The market expects to see the launch of 3,000 units in the fourth quarter, bringing total new supply in 2010 to nearly 16,000 units.

CBRE has a positive market outlook for the residential market.

Office segment

Two office projects in centre of the city, BIDV Tower (Grade A) and Capital Tower (Grade B) held their official openings in the third quarter.

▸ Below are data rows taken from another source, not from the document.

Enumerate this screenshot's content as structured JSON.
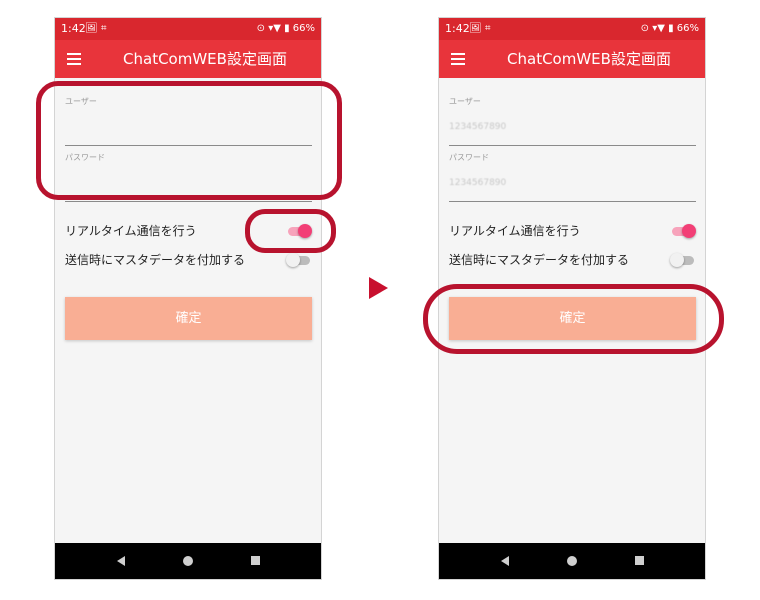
{
  "status_bar": {
    "time": "1:42",
    "left_icons": "🖼 ⌗",
    "right": "⊙ ▾▼ ▮ 66%"
  },
  "app_bar": {
    "title": "ChatComWEB設定画面"
  },
  "screens": {
    "before": {
      "user_label": "ユーザー",
      "user_value": "",
      "password_label": "パスワード",
      "password_value": "",
      "realtime_label": "リアルタイム通信を行う",
      "realtime_on": true,
      "master_label": "送信時にマスタデータを付加する",
      "master_on": false,
      "confirm_label": "確定"
    },
    "after": {
      "user_label": "ユーザー",
      "user_value": "1234567890",
      "password_label": "パスワード",
      "password_value": "1234567890",
      "realtime_label": "リアルタイム通信を行う",
      "realtime_on": true,
      "master_label": "送信時にマスタデータを付加する",
      "master_on": false,
      "confirm_label": "確定"
    }
  },
  "colors": {
    "status_bar": "#d9272e",
    "app_bar": "#e8343b",
    "switch_on": "#f23f76",
    "confirm_button": "#f9ae94",
    "highlight": "#b8132e",
    "arrow": "#c8102e"
  },
  "icons": {
    "menu": "menu-icon",
    "back": "back-icon",
    "home": "home-icon",
    "recent": "recent-apps-icon",
    "arrow": "arrow-right-icon"
  }
}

While rents remained stable in the CBD, vacancy rates dropped to 6.5 and 5.39 per cent in Grade A and Grade B submarkets, respectively.

Grade A office rents in centre Hanoi stabilised during the third quarter of 2010, rising to $40.27 per square metre per month, while rents in centre city Grade B buildings grew by 4 per cent quarter on quarter $32.72 per square metre, per month.

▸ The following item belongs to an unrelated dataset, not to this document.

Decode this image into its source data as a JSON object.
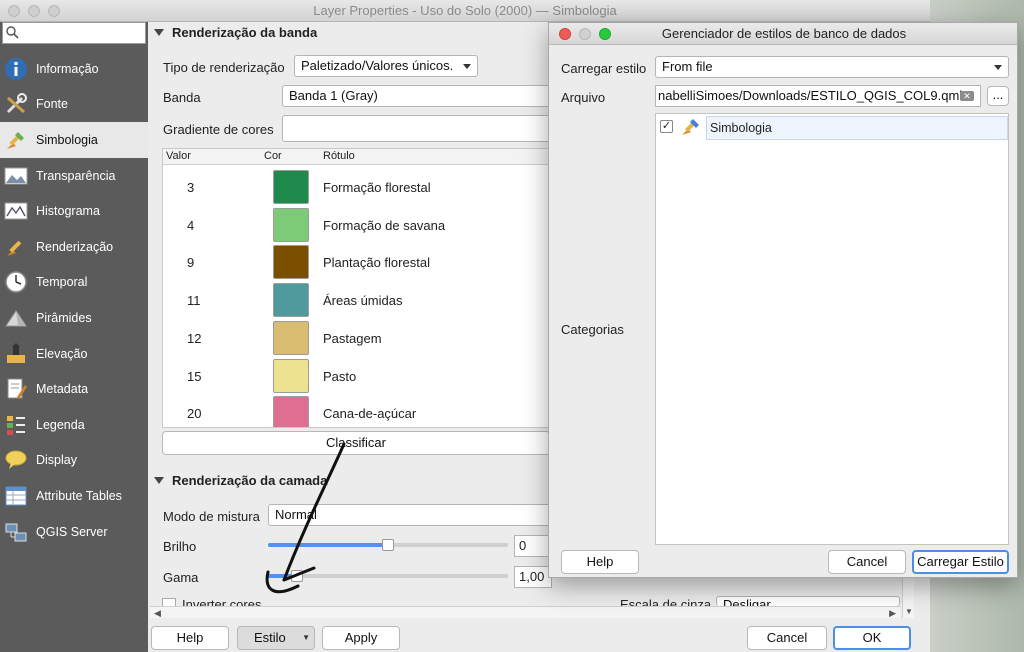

Absorption in the third quarter was 21,355sqm in Grade A and B buildings, nearly double the amount of space absorbed in the second quarter  (11,267sqm) and triple that of the first quarter (7,981sqm ).

Retail segment

The retail market was busy last quarter with a number of projects launching and began leasing activities.

The retail market continued its strong performance this quarter as retail space in the city centre districts remained fully occupied and rental rates in modern retail space saw virtually no change, rentals remaining stable at $54 per square metre with no vacancies. Outside the city centre, rental rates in shopping centres and retail lobbies rose over the last quarter, posting increases of 13 per cent and 5.5 per cent respectively.

Serviced Apartment

No new supply was added in the third quarter. Average market vacancy rates rose to 9.2 per cent, increasing by approximately 4 percentage points  in comparison to the previous quarter.

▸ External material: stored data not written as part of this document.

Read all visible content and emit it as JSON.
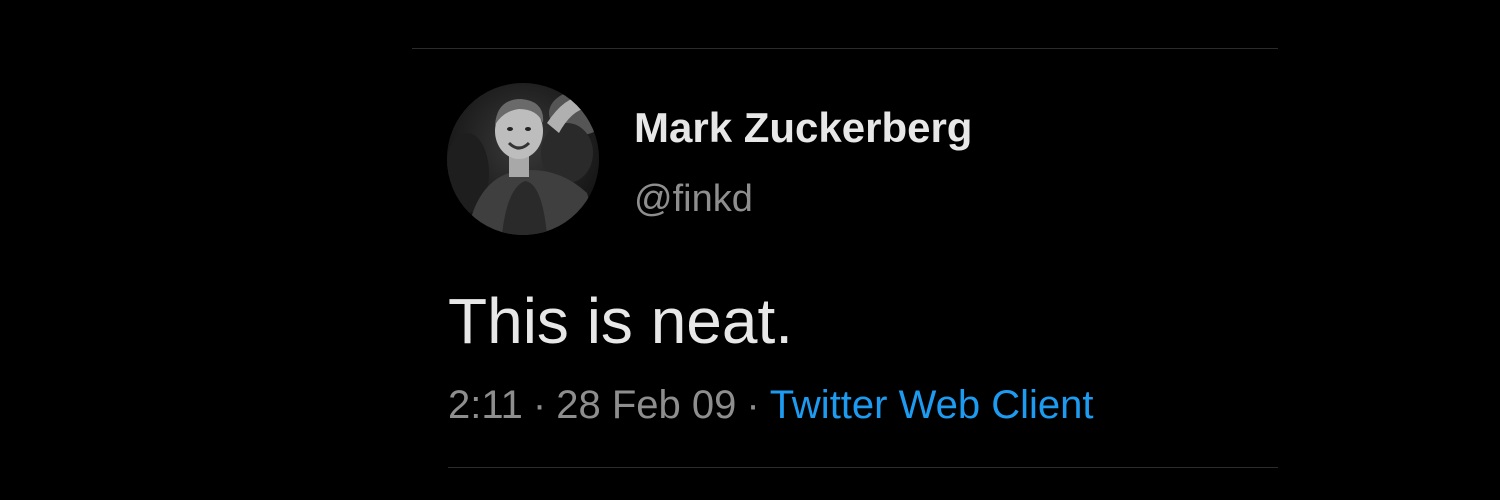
{
  "tweet": {
    "author": {
      "display_name": "Mark Zuckerberg",
      "handle": "@finkd",
      "avatar": "profile-photo"
    },
    "text": "This is neat.",
    "meta": {
      "time": "2:11",
      "separator": "·",
      "date": "28 Feb 09",
      "client": "Twitter Web Client"
    }
  },
  "colors": {
    "background": "#000000",
    "primary_text": "#e7e7e7",
    "secondary_text": "#8e8e8e",
    "link": "#1d9bf0",
    "divider": "#2b2b2b"
  }
}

Higher vacancy rates recorded in internationally managed projects influenced the rise of the market-wide vacancy rate.

The average market-wide asking rent remained stable at $30.31 per square metre per month, virtually unchanged from last quarter.

While rents in internationally managed buildings remained unchanged, rents in self-managed projects have slightly decreased.

The market expects to welcome three new serviced apartment projects that will be completed and come into operation in the last quarter of 2010.

Looking ahead to 2011, the market expects two additional projects, Keangnam Hanoi

Landmark Tower and Elegant Tay Ho, to be completed, bringing 478 units to the market by the end of 2011. 


Hanoi received 6.6 million visitor arrivals in the first nine months of the year, a 14.5 per cent year-on-year improvement.

The city’s stock of hotel rooms rose to 6,512 rooms this quarter, recording increases of 7.42 per cent compared to last year and 10.64 per cent compared to the second quarter.

Revenue averages in five-star hotels decreased by nearly 10 per cent year-on-year, while this figure in four-star hotels increased significantly by 31 per cent year-on-year.

Average occupancy rates increased across the board, which was likely enabled by the year-on-year decrease of average room rates experienced in all submarkets.

The most significant reduction in average room rates was seen in the five-star submarket with room rates declining by approximately 13 per cent year-on-year on average.

It is expected that the success of many five-star hotels will depend on their ability to attract MICE and business travelers with conference facilities, corporate rates, and access to businesses.